# What is the best way to find someone to rehome my tropical fish?



## kelassa (Sep 13, 2011)

Hello,

I've had my fish for about a year and a half now and in that time I have learnt lots, but also had a lot of failures. It is so sad when my fish get poorly and I'm finding it really difficult to look after them properly.

My pangasius catfish (which the shop should never have sold to me!) is now really poorly and I just don't know how to look after him properly. 

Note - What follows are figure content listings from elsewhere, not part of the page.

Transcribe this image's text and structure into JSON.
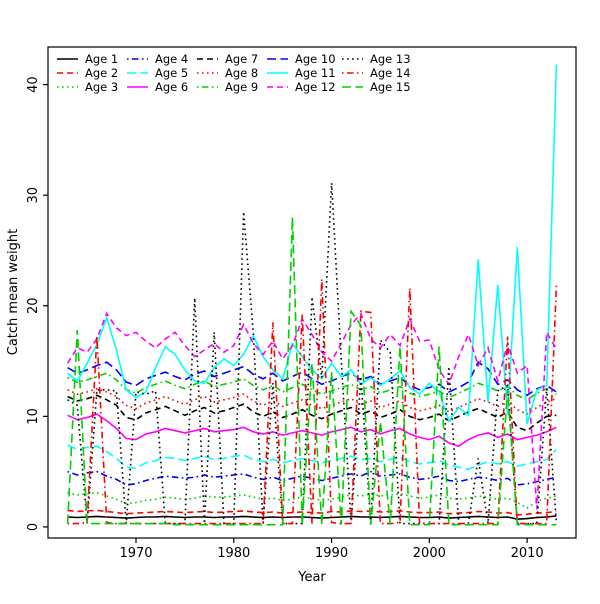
{
  "figure": {
    "background": "#ffffff",
    "box_color": "#000000"
  },
  "chart_data": {
    "type": "line",
    "title": "",
    "xlabel": "Year",
    "ylabel": "Catch mean weight",
    "x_ticks": [
      1970,
      1980,
      1990,
      2000,
      2010
    ],
    "y_ticks": [
      0,
      10,
      20,
      30,
      40
    ],
    "xlim": [
      1961,
      2015
    ],
    "ylim": [
      -1,
      43.4
    ],
    "grid": false,
    "legend_position": "top-left",
    "legend_columns": 5,
    "legend_rows": 3,
    "years": [
      1963,
      1964,
      1965,
      1966,
      1967,
      1968,
      1969,
      1970,
      1971,
      1972,
      1973,
      1974,
      1975,
      1976,
      1977,
      1978,
      1979,
      1980,
      1981,
      1982,
      1983,
      1984,
      1985,
      1986,
      1987,
      1988,
      1989,
      1990,
      1991,
      1992,
      1993,
      1994,
      1995,
      1996,
      1997,
      1998,
      1999,
      2000,
      2001,
      2002,
      2003,
      2004,
      2005,
      2006,
      2007,
      2008,
      2009,
      2010,
      2011,
      2012,
      2013
    ],
    "series": [
      {
        "name": "Age 1",
        "color": "#000000",
        "linetype": "solid",
        "values": [
          0.9,
          0.85,
          0.9,
          0.95,
          0.9,
          0.85,
          0.8,
          0.85,
          0.9,
          0.9,
          0.95,
          0.9,
          0.85,
          0.9,
          0.9,
          0.85,
          0.9,
          0.9,
          0.95,
          0.9,
          0.85,
          0.9,
          0.85,
          0.9,
          0.9,
          0.85,
          0.8,
          0.85,
          0.9,
          0.95,
          0.9,
          0.9,
          0.85,
          0.9,
          0.95,
          0.9,
          0.85,
          0.85,
          0.9,
          0.8,
          0.85,
          0.9,
          0.95,
          0.9,
          0.85,
          0.9,
          0.7,
          0.75,
          0.85,
          0.9,
          1.0
        ]
      },
      {
        "name": "Age 2",
        "color": "#ff0000",
        "linetype": "dashed",
        "values": [
          1.5,
          1.4,
          1.45,
          1.5,
          1.4,
          1.3,
          1.2,
          1.25,
          1.3,
          1.35,
          1.4,
          1.35,
          1.3,
          1.35,
          1.4,
          1.3,
          1.35,
          1.4,
          1.45,
          1.35,
          1.3,
          1.35,
          1.25,
          1.3,
          1.35,
          1.3,
          1.25,
          1.4,
          1.35,
          1.45,
          1.4,
          1.45,
          1.35,
          1.4,
          1.45,
          1.35,
          1.3,
          1.3,
          1.35,
          1.2,
          1.25,
          1.3,
          1.4,
          1.35,
          1.25,
          1.3,
          1.1,
          1.15,
          1.25,
          1.3,
          1.4
        ]
      },
      {
        "name": "Age 3",
        "color": "#00d000",
        "linetype": "dotted",
        "values": [
          3.1,
          2.9,
          3.0,
          3.1,
          2.8,
          2.5,
          2.1,
          2.2,
          2.4,
          2.5,
          2.7,
          2.6,
          2.5,
          2.6,
          2.8,
          2.7,
          2.7,
          2.8,
          2.9,
          2.7,
          2.5,
          2.6,
          2.4,
          2.5,
          2.7,
          2.6,
          2.4,
          2.5,
          2.7,
          2.9,
          2.8,
          3.0,
          2.8,
          2.9,
          3.0,
          2.8,
          2.6,
          2.7,
          2.9,
          2.6,
          2.5,
          2.6,
          2.8,
          2.7,
          2.5,
          2.6,
          2.2,
          1.7,
          2.3,
          2.6,
          2.8
        ]
      },
      {
        "name": "Age 4",
        "color": "#0000ff",
        "linetype": "dotdash",
        "values": [
          5.0,
          4.7,
          4.9,
          5.0,
          4.6,
          4.3,
          3.8,
          3.9,
          4.2,
          4.4,
          4.6,
          4.5,
          4.4,
          4.5,
          4.7,
          4.5,
          4.6,
          4.7,
          4.8,
          4.5,
          4.3,
          4.5,
          4.2,
          4.4,
          4.6,
          4.4,
          4.2,
          4.4,
          4.6,
          4.8,
          4.6,
          5.0,
          4.6,
          4.7,
          4.8,
          4.5,
          4.3,
          4.4,
          4.6,
          4.2,
          4.1,
          4.3,
          4.5,
          4.4,
          4.2,
          4.4,
          3.8,
          3.9,
          4.1,
          4.3,
          4.5
        ]
      },
      {
        "name": "Age 5",
        "color": "#00ffff",
        "linetype": "longdash",
        "values": [
          7.4,
          7.0,
          7.2,
          7.3,
          6.8,
          6.2,
          5.4,
          5.3,
          5.8,
          6.0,
          6.3,
          6.2,
          6.0,
          6.2,
          6.4,
          6.1,
          6.2,
          6.4,
          6.5,
          6.1,
          5.9,
          6.1,
          5.8,
          6.0,
          6.2,
          6.0,
          5.8,
          6.0,
          6.2,
          6.4,
          6.1,
          6.2,
          5.9,
          6.1,
          6.3,
          5.9,
          5.7,
          5.8,
          6.0,
          5.6,
          5.4,
          5.2,
          5.6,
          5.9,
          5.7,
          5.9,
          5.5,
          5.7,
          5.9,
          6.1,
          7.0
        ]
      },
      {
        "name": "Age 6",
        "color": "#ff00ff",
        "linetype": "solid",
        "values": [
          10.1,
          9.7,
          9.9,
          10.2,
          9.6,
          8.9,
          8.0,
          7.9,
          8.4,
          8.6,
          8.9,
          8.7,
          8.5,
          8.7,
          8.9,
          8.6,
          8.7,
          8.8,
          9.0,
          8.6,
          8.4,
          8.6,
          8.3,
          8.5,
          8.7,
          8.5,
          8.3,
          8.6,
          8.8,
          9.0,
          8.6,
          8.8,
          8.4,
          8.7,
          8.9,
          8.4,
          8.1,
          7.9,
          8.2,
          7.6,
          7.3,
          7.9,
          8.3,
          8.5,
          8.1,
          8.4,
          7.9,
          8.1,
          8.3,
          8.6,
          9.0
        ]
      },
      {
        "name": "Age 7",
        "color": "#000000",
        "linetype": "dashed",
        "values": [
          11.8,
          11.4,
          11.6,
          11.9,
          11.5,
          11.0,
          9.9,
          9.7,
          10.3,
          10.6,
          10.9,
          10.5,
          10.1,
          10.5,
          10.8,
          10.3,
          10.5,
          10.8,
          11.1,
          10.4,
          10.0,
          10.4,
          9.9,
          10.2,
          10.6,
          10.1,
          9.8,
          10.2,
          10.5,
          10.8,
          10.2,
          10.5,
          9.9,
          10.2,
          10.6,
          10.0,
          9.7,
          9.9,
          10.2,
          9.6,
          10.0,
          10.4,
          10.7,
          10.3,
          9.9,
          10.4,
          9.0,
          8.7,
          9.4,
          10.0,
          10.1
        ]
      },
      {
        "name": "Age 8",
        "color": "#ff0000",
        "linetype": "dotted",
        "values": [
          12.4,
          12.0,
          12.2,
          12.5,
          12.2,
          11.8,
          11.0,
          10.7,
          11.2,
          11.5,
          11.8,
          11.4,
          11.1,
          11.5,
          11.8,
          11.3,
          11.5,
          11.7,
          12.0,
          11.4,
          11.0,
          11.4,
          10.9,
          11.2,
          11.5,
          11.0,
          10.7,
          11.0,
          11.3,
          11.6,
          11.1,
          11.4,
          10.8,
          11.1,
          11.4,
          10.8,
          10.5,
          10.7,
          11.0,
          10.4,
          10.8,
          11.2,
          11.6,
          11.3,
          10.9,
          11.4,
          10.6,
          10.2,
          10.8,
          11.3,
          11.6
        ]
      },
      {
        "name": "Age 9",
        "color": "#00d000",
        "linetype": "dotdash",
        "values": [
          13.5,
          13.1,
          13.3,
          13.6,
          13.9,
          13.3,
          12.4,
          12.1,
          12.6,
          12.9,
          13.2,
          12.8,
          12.5,
          12.9,
          13.2,
          12.7,
          12.9,
          13.1,
          13.4,
          12.8,
          12.4,
          12.8,
          12.2,
          12.6,
          12.9,
          12.4,
          12.0,
          12.3,
          12.6,
          12.9,
          12.4,
          12.7,
          12.1,
          12.4,
          12.7,
          12.1,
          11.8,
          12.0,
          12.3,
          11.7,
          12.1,
          12.5,
          13.0,
          12.7,
          12.3,
          12.7,
          11.9,
          11.5,
          12.1,
          12.5,
          12.0
        ]
      },
      {
        "name": "Age 10",
        "color": "#0000ff",
        "linetype": "longdash",
        "values": [
          14.4,
          13.9,
          14.2,
          14.6,
          14.9,
          14.2,
          13.1,
          12.8,
          13.4,
          13.7,
          14.0,
          13.6,
          13.3,
          13.8,
          14.1,
          13.6,
          13.9,
          14.2,
          14.5,
          13.8,
          13.4,
          13.9,
          13.2,
          13.6,
          14.0,
          13.4,
          12.9,
          13.2,
          13.6,
          13.9,
          13.3,
          13.6,
          12.9,
          13.2,
          13.5,
          12.8,
          12.4,
          12.6,
          12.9,
          12.2,
          12.6,
          13.1,
          14.9,
          14.3,
          12.9,
          13.3,
          12.4,
          11.9,
          12.5,
          12.8,
          12.2
        ]
      },
      {
        "name": "Age 11",
        "color": "#00ffff",
        "linetype": "solid",
        "values": [
          13.9,
          13.2,
          14.8,
          16.5,
          18.9,
          16.0,
          12.4,
          11.7,
          12.2,
          14.4,
          16.3,
          15.6,
          14.2,
          13.2,
          13.0,
          14.4,
          15.2,
          14.6,
          15.6,
          17.3,
          15.4,
          14.2,
          13.4,
          16.6,
          15.4,
          14.2,
          13.4,
          14.8,
          13.6,
          14.2,
          12.9,
          13.5,
          12.8,
          13.4,
          14.1,
          12.6,
          12.0,
          13.0,
          12.2,
          9.6,
          10.8,
          10.1,
          24.2,
          11.3,
          21.9,
          10.2,
          25.3,
          9.3,
          12.4,
          12.8,
          41.8
        ]
      },
      {
        "name": "Age 12",
        "color": "#ff00ff",
        "linetype": "dashed",
        "values": [
          14.8,
          16.2,
          15.8,
          17.0,
          19.3,
          18.0,
          17.3,
          17.6,
          16.8,
          16.2,
          17.0,
          17.6,
          16.4,
          15.4,
          16.0,
          16.6,
          15.8,
          16.4,
          18.3,
          16.6,
          15.6,
          16.8,
          15.2,
          16.4,
          18.8,
          17.4,
          15.8,
          15.0,
          16.6,
          18.3,
          19.3,
          17.0,
          16.2,
          17.4,
          16.4,
          18.8,
          16.8,
          16.9,
          14.2,
          12.9,
          15.4,
          17.4,
          14.6,
          16.2,
          13.2,
          16.6,
          13.9,
          14.6,
          1.6,
          17.6,
          16.1
        ]
      },
      {
        "name": "Age 13",
        "color": "#000000",
        "linetype": "dotted",
        "values": [
          11.5,
          11.0,
          0.3,
          12.4,
          12.4,
          12.3,
          0.3,
          12.2,
          12.0,
          12.3,
          0.3,
          0.3,
          0.3,
          20.7,
          0.3,
          17.6,
          0.3,
          0.3,
          28.5,
          17.5,
          0.3,
          13.0,
          0.3,
          0.3,
          0.3,
          20.8,
          13.5,
          31.1,
          15.0,
          0.3,
          13.6,
          0.3,
          16.9,
          15.8,
          0.3,
          0.3,
          0.3,
          0.3,
          0.3,
          14.5,
          0.3,
          0.3,
          6.2,
          0.3,
          12.3,
          12.8,
          0.3,
          0.3,
          0.3,
          12.5,
          0.3
        ]
      },
      {
        "name": "Age 14",
        "color": "#ff0000",
        "linetype": "dotdash",
        "values": [
          0.3,
          0.3,
          0.4,
          17.3,
          0.4,
          0.3,
          0.3,
          0.3,
          0.3,
          0.3,
          0.3,
          0.3,
          0.3,
          0.3,
          0.3,
          0.3,
          0.3,
          0.3,
          0.3,
          0.3,
          0.3,
          18.5,
          0.3,
          0.3,
          19.2,
          0.3,
          22.4,
          0.4,
          0.3,
          0.3,
          19.5,
          19.4,
          0.3,
          0.3,
          0.4,
          21.6,
          0.3,
          0.3,
          0.3,
          0.3,
          0.3,
          0.3,
          0.3,
          0.3,
          0.3,
          17.2,
          0.3,
          0.3,
          0.3,
          0.3,
          21.9
        ]
      },
      {
        "name": "Age 15",
        "color": "#00d000",
        "linetype": "longdash",
        "values": [
          0.3,
          17.8,
          0.3,
          0.3,
          0.3,
          0.3,
          0.3,
          0.3,
          0.3,
          0.3,
          0.3,
          0.2,
          0.2,
          0.2,
          0.2,
          0.2,
          0.2,
          0.2,
          0.2,
          0.2,
          0.2,
          0.2,
          0.2,
          28.0,
          0.2,
          14.8,
          0.2,
          14.0,
          0.2,
          19.5,
          18.2,
          0.2,
          9.5,
          0.2,
          16.3,
          0.2,
          0.2,
          0.2,
          16.3,
          0.2,
          0.2,
          0.2,
          0.2,
          0.2,
          0.2,
          12.4,
          0.2,
          0.2,
          0.2,
          0.2,
          0.2
        ]
      }
    ]
  }
}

I'm moving home in a couple of months and have decided that they would be better in a new home with someone who knows what they are doing. I don't want to take them back to the shop but can't seem to find anywhere online that is suitable for rehoming fish in Bedfordshire. 

If anyone has any suggestions I would be grateful to hear from you.

Many thanks

Claire


----------



## Quinzell (Mar 14, 2011)

You could try this site - FRW - Fish Rescue and Welfare They rescue/rehome fish!


----------



## Guest (Sep 15, 2012)

What a great site! Never knew it existed! 

You could also find vets that treat fish and ask them if they know of good homes, also, you could enquire at any public aquariums, whether they want them, or the fish experts, who work there, who may have fish.


----------



## shyfaiz (Jul 4, 2011)

, local pet store may be able to help , and also if you are on facebook , there will be a page for your area , there are lots and lots of forums and pages - like freeads , gumtree ect


----------



## Tropical Fish Delivered (Sep 25, 2012)

If you have an ebay account wait until they have a free listings day and put them on their as free to a good home. Lots of people buy fish from ebay


----------